Lantas bagaimana dengan yang saat ini memiliki D60, atau yang akan membeli D60? Jangan khawatir. Nikon D60 tetaplah kamera berkualitas yang kinerjanya tinggi, hasil fotonya pun mengagumkan. D60, seperti layaknya Nikon lainnya, dirangcang dengan cermat oleh produsen kamera ternama, dengan jaminan kualitas dan pilihan lensa yang berlimpah. Setidaknya inilah beberapa hal dari Nikon D60 yang membuatnya tetap disegani oleh pesaing :

  • Metering khas Nikon yang terkenal handal dan jarang tertipu, Nikon 3D Matrix Metering. Matrix metering (pada merk lain biasa disebut evaluative), mampu mengkalkulasi eksposure yang tepat berdasar 420 titik segmen area sehingga bermacam kondisi pencahayaan kontras tidak mudah membuat hasil foto jadi over atau under. Bila perlu, terdapat juga spot metering untuk kondisi pencahayaan yang lebih sulit.
  • Flash i-TTL khas Nikon yang cerdas dan mampu membuat hasil foto yang kreatif dengan flash. Selain itu, kemampuan sync flash Nikon D60 mencapai 1/500 1/200 detik sehingga memudahkan saat memotret siang hari dengan fill-in flash. Belum lagi Nikon memiliki pengalaman dan peralatan lengkap untuk mereka yang menyukai wireless flash system, dengan memiliki satu flash commander (SB-800) dan beberapa slave flash yang ditrigger secara wireless.

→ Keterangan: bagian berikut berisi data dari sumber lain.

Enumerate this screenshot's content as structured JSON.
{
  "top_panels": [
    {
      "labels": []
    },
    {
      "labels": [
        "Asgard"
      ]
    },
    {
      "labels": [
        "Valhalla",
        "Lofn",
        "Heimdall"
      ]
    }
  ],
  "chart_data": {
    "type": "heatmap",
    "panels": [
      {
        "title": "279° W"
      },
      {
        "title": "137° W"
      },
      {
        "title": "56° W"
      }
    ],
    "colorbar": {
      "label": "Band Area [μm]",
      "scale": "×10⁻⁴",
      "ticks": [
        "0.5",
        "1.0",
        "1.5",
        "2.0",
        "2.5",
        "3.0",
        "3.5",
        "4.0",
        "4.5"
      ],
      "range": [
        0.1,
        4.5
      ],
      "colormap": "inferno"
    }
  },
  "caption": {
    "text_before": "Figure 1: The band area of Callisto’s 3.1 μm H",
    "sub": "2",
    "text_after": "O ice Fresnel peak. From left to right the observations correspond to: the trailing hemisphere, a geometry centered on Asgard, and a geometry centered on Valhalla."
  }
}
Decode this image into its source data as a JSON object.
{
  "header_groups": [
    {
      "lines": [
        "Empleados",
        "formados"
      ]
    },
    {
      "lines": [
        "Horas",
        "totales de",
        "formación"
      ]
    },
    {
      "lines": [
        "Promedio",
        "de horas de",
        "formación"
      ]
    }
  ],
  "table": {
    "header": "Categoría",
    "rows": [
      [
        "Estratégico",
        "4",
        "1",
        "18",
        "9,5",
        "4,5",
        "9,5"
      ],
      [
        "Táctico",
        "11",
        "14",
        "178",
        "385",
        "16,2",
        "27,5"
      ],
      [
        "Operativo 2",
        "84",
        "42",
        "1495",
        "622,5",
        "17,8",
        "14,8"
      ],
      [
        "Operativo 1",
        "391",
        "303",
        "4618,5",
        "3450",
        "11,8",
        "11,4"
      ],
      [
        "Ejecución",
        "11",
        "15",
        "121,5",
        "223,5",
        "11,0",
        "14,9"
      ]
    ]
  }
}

  • Kecerdasan dan kemudahan fitur Auto-ISO yang bermanfaat. Aktifkan fitur ini dan kamera akan menentukan secara otomatis nilai ISO terbaik pada setiap eksposure. Gunakan fitur ini selalu, dan dapatkan foto-foto dengan nilai ISO yang unik seperti ISO 570 atau ISO 1250 yang tidak mungkin didapat secara manual.
  • Fitur Active D-Lighting yang diadopsi dari sang kakak, D300 dan D3. Fitur ini benar-benar membantu menjaga eksposure dengan baik, terutama saat memotret objek yang memiliki kontras tinggi atau pencahayaan sulit.
  • Ergonomi bodi yang baik dan tata letak tombol yang logical. Faktor satu ini mungkin terlupakan saat memutuskan membeli kamera, tapi percayalah, faktor ini punya andil penting dalam kenyamanan memotret.

So, semoga Nikon D60 tidak terhimpit dalam persaingan DSLR ekonomis tahun ini. Saya tidak rela melihatnya layu, sebelum sempat berkembang dan menjadi besar. Namun di kemudian hari saat Nikon akan membuat pengganti D60, please Nikon… make a better one.